Además, el hombre estaba increíblemente estresado.
“Regresaremos de inmediato cuando terminemos en la residencia,” dijo Mackenzie. “Por favor, llámanos si oyes cualquier cosa entre ahora y entonces”.
“Por supuesto”, dijo Clarke.
En el rincón, todavía tecleando en su teléfono, el agente Lambert gruñó para mostrar que estaba de acuerdo.
Tras pasar menos de tres minutos en el despacho del alguacil Clarke, Mackenzie y Ellington descendieron por el pasillo de nuevo y salieron por la puerta principal tras atravesar la recepción. La señora mayor, que Mackenzie asumió era la Frances que había mencionado Clarke, les saludó precipitadamente mientras salían de la comisaría.
“En fin, eso fue… interesante”, dijo Ellington.
“El hombre está hasta arriba de trabajo”, dijo Mackenzie. “Ten compasión”.
“A ti solo te cae bien porque te llama cielito”, dijo Ellington.
“¿Y?”., dijo ella con una sonrisa.
“Eh, yo también puedo empezar a llamarte cielito”.
“No, te lo ruego”, le dijo ella mientras se montaban en el coche.
Ellington condujo durante un kilómetro por la autopista 47 y después giró a la izquierda para meterse en una carretera secundaria.
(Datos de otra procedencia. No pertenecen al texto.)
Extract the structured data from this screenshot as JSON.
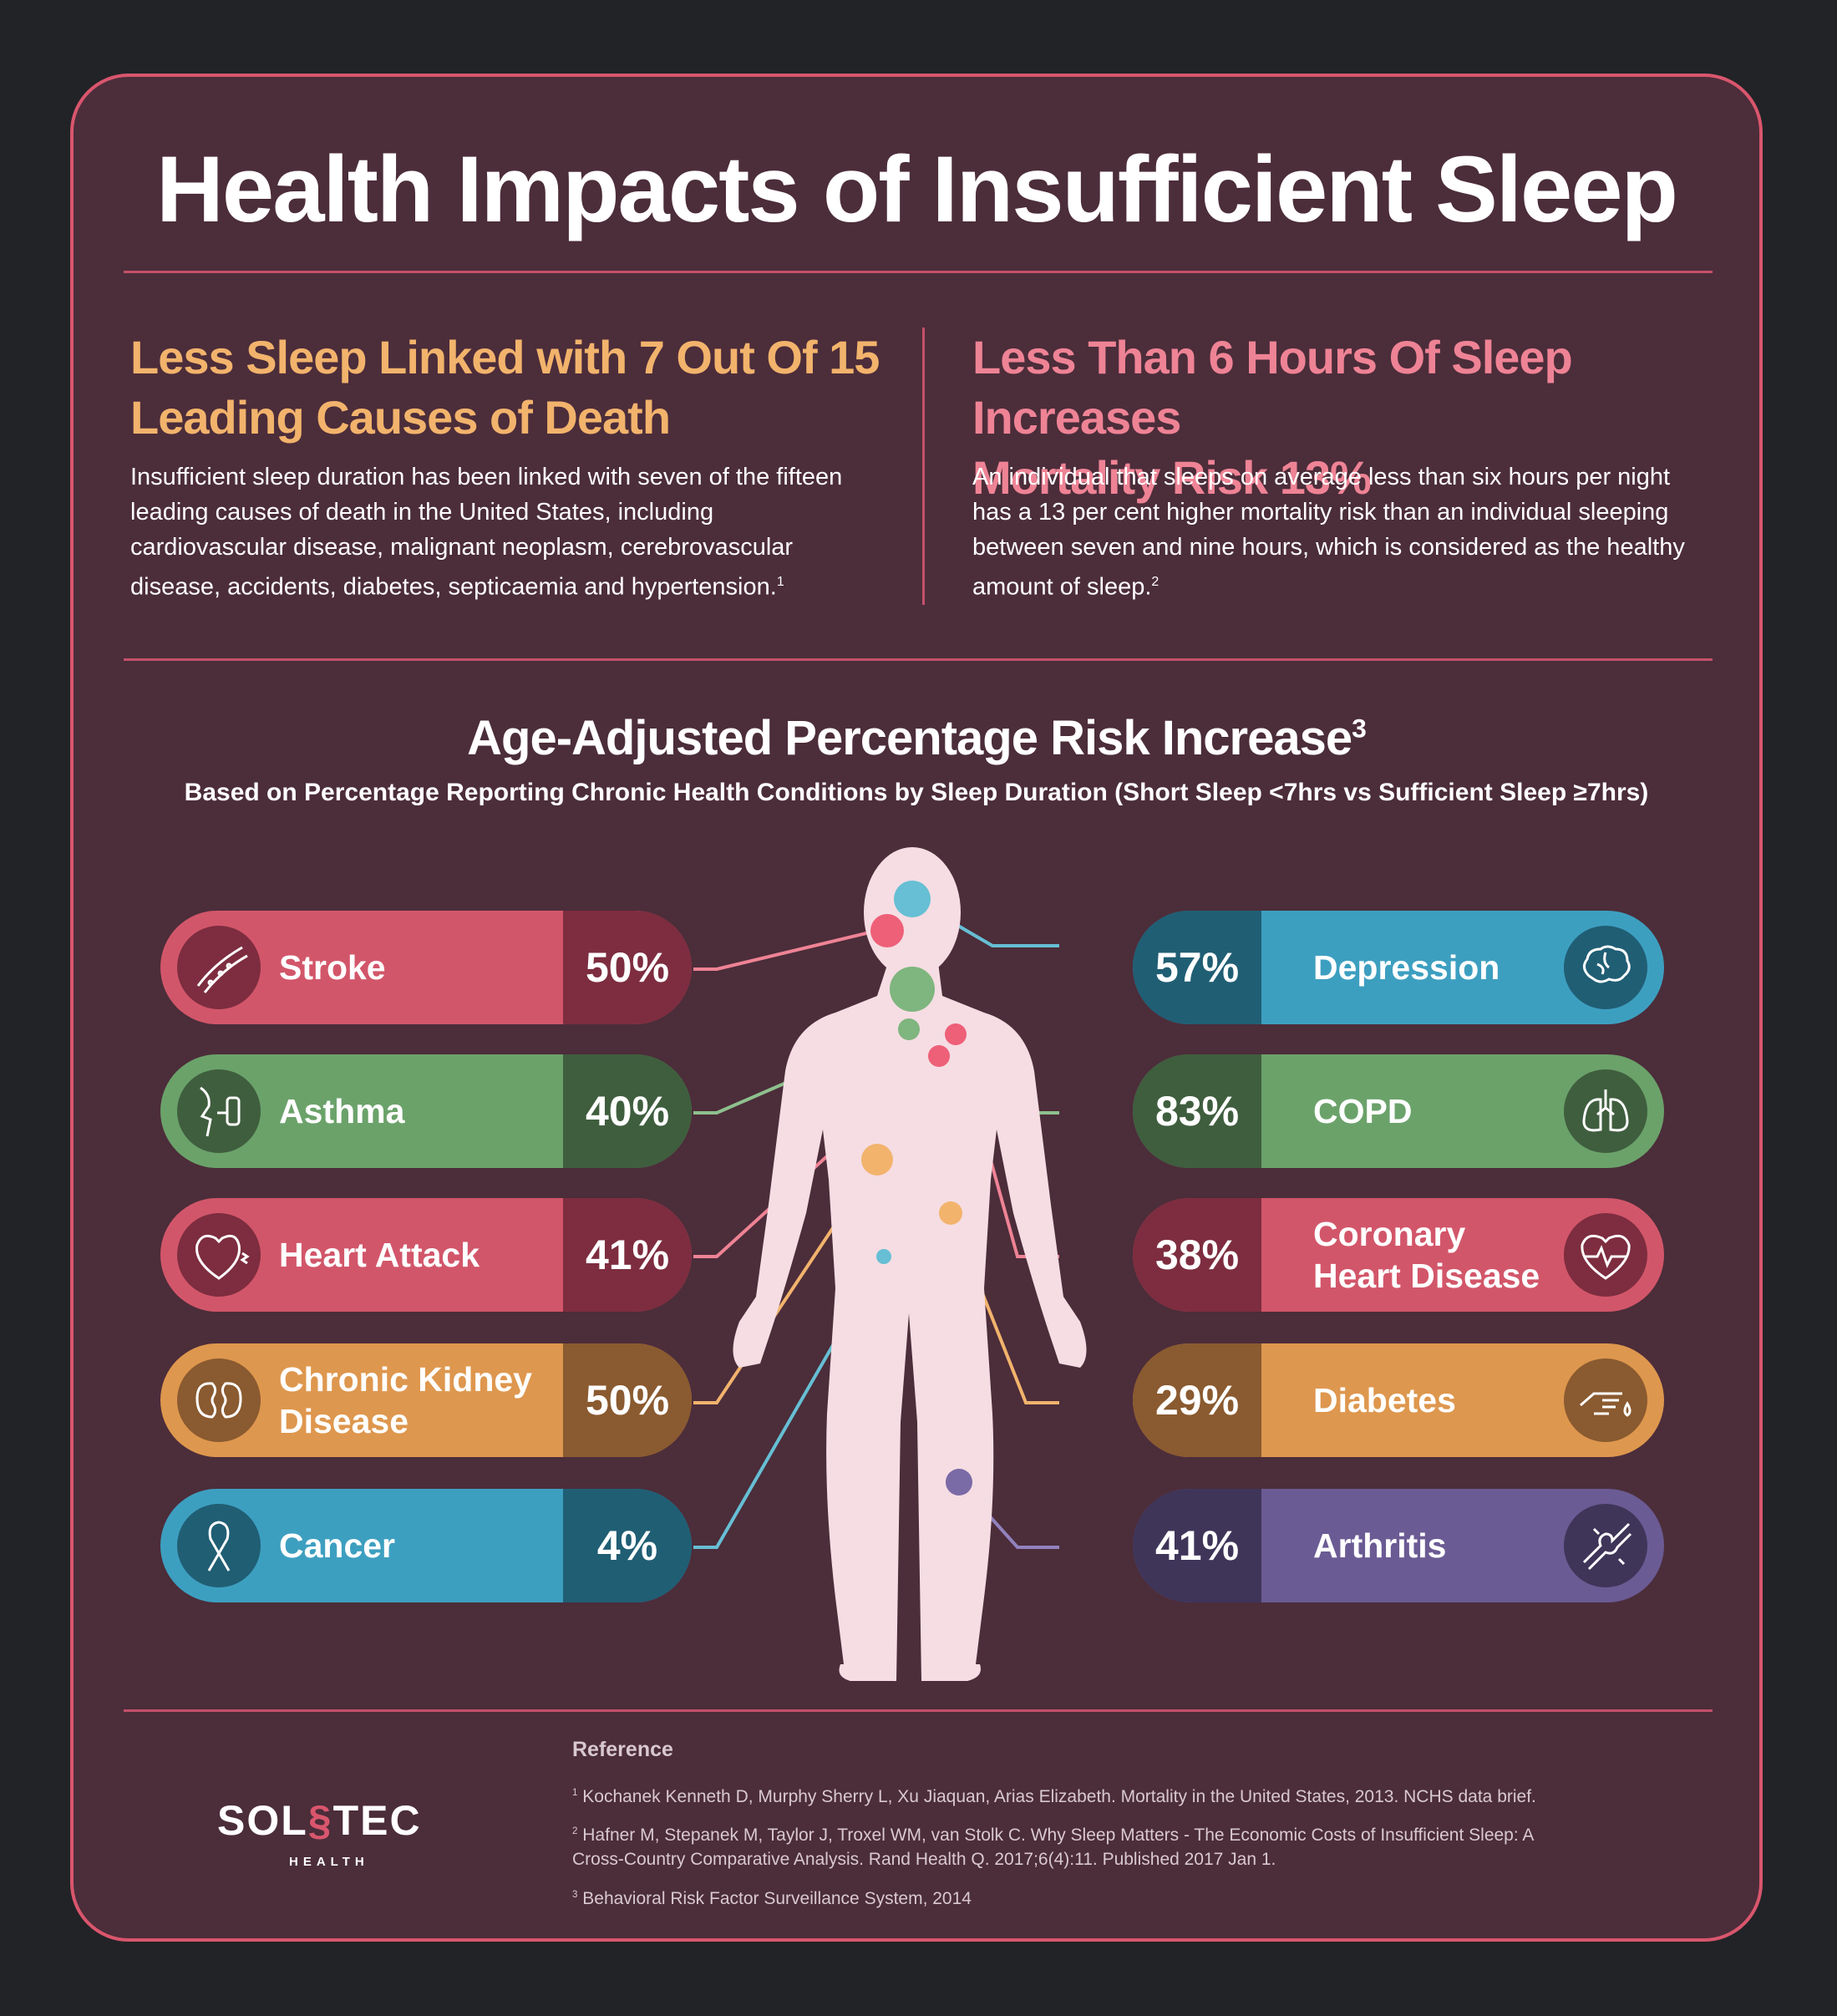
{
  "title": "Health Impacts of Insufficient Sleep",
  "left_col": {
    "heading": "Less Sleep Linked with 7 Out Of 15 Leading Causes of Death",
    "heading_line1": "Less Sleep Linked with 7 Out Of 15",
    "heading_line2": "Leading Causes of Death",
    "body": "Insufficient sleep duration has been linked with seven of the fifteen leading causes of death in the United States, including cardiovascular disease, malignant neoplasm, cerebrovascular disease, accidents, diabetes, septicaemia and hypertension.",
    "ref_mark": "1",
    "color": "#f2b36c"
  },
  "right_col": {
    "heading": "Less Than 6 Hours Of Sleep Increases Mortality Risk 13%",
    "heading_line1": "Less Than 6 Hours Of Sleep Increases",
    "heading_line2": "Mortality Risk 13%",
    "body": "An individual that sleeps on average less than six hours per night has a 13 per cent higher mortality risk than an individual sleeping between seven and nine hours, which is considered as the healthy amount of sleep.",
    "ref_mark": "2",
    "color": "#ee8395"
  },
  "section": {
    "title": "Age-Adjusted Percentage Risk Increase",
    "ref_mark": "3",
    "subtitle": "Based on Percentage Reporting Chronic Health Conditions by Sleep Duration (Short Sleep <7hrs vs Sufficient Sleep ≥7hrs)"
  },
  "left_conditions": [
    {
      "name": "Stroke",
      "value": "50%",
      "color": "#d2566a",
      "dark": "#7d2d3f",
      "icon": "blood-vessel-icon"
    },
    {
      "name": "Asthma",
      "value": "40%",
      "color": "#6ba26a",
      "dark": "#3f5e3e",
      "icon": "inhaler-icon"
    },
    {
      "name": "Heart Attack",
      "value": "41%",
      "color": "#d2566a",
      "dark": "#7d2d3f",
      "icon": "heart-icon"
    },
    {
      "name": "Chronic Kidney Disease",
      "value": "50%",
      "color": "#de974e",
      "dark": "#8a5a30",
      "icon": "kidney-icon"
    },
    {
      "name": "Cancer",
      "value": "4%",
      "color": "#3d9fc0",
      "dark": "#205e74",
      "icon": "ribbon-icon"
    }
  ],
  "right_conditions": [
    {
      "name": "Depression",
      "value": "57%",
      "color": "#3d9fc0",
      "dark": "#205e74",
      "icon": "brain-icon"
    },
    {
      "name": "COPD",
      "value": "83%",
      "color": "#6ba26a",
      "dark": "#3f5e3e",
      "icon": "lungs-icon"
    },
    {
      "name": "Coronary Heart Disease",
      "value": "38%",
      "color": "#d2566a",
      "dark": "#7d2d3f",
      "icon": "heartbeat-icon"
    },
    {
      "name": "Diabetes",
      "value": "29%",
      "color": "#de974e",
      "dark": "#8a5a30",
      "icon": "finger-drop-icon"
    },
    {
      "name": "Arthritis",
      "value": "41%",
      "color": "#6b5b94",
      "dark": "#3f3559",
      "icon": "joint-icon"
    }
  ],
  "references": {
    "heading": "Reference",
    "items": [
      {
        "mark": "1",
        "text": "Kochanek Kenneth D, Murphy Sherry L, Xu Jiaquan, Arias Elizabeth. Mortality in the United States, 2013. NCHS data brief."
      },
      {
        "mark": "2",
        "text": "Hafner M, Stepanek M, Taylor J, Troxel WM, van Stolk C. Why Sleep Matters - The Economic Costs of Insufficient Sleep: A Cross-Country Comparative Analysis. Rand Health Q. 2017;6(4):11. Published 2017 Jan 1."
      },
      {
        "mark": "3",
        "text": "Behavioral Risk Factor Surveillance System, 2014"
      }
    ]
  },
  "logo": {
    "main_left": "SOL",
    "main_right": "TEC",
    "sub": "HEALTH"
  }
}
De inmediato, vieron el letrero de la Residencia Wakeman para Invidentes. A medida que se aproximaban a la propiedad, Mackenzie empezó a preguntarse por qué habría elegido alguien una ubicación tan arbitraria y aislada para una residencia para ciegos. Seguramente había algún tipo de significado psicológico en todo ello. Quizá lo de estar ubicados en medio de ninguna parte les ayudara a relajarse, al estar alejados de los constantes ruidos y zumbidos de una ciudad más grande.
Lo único que sabía con certeza era que, a medida que se espesaba el bosque a su alrededor, se empezaba a sentir más separada del resto del mundo. Y por primera vez en largo tiempo, casi anheló las visiones familiares de esos maizales de su juventud.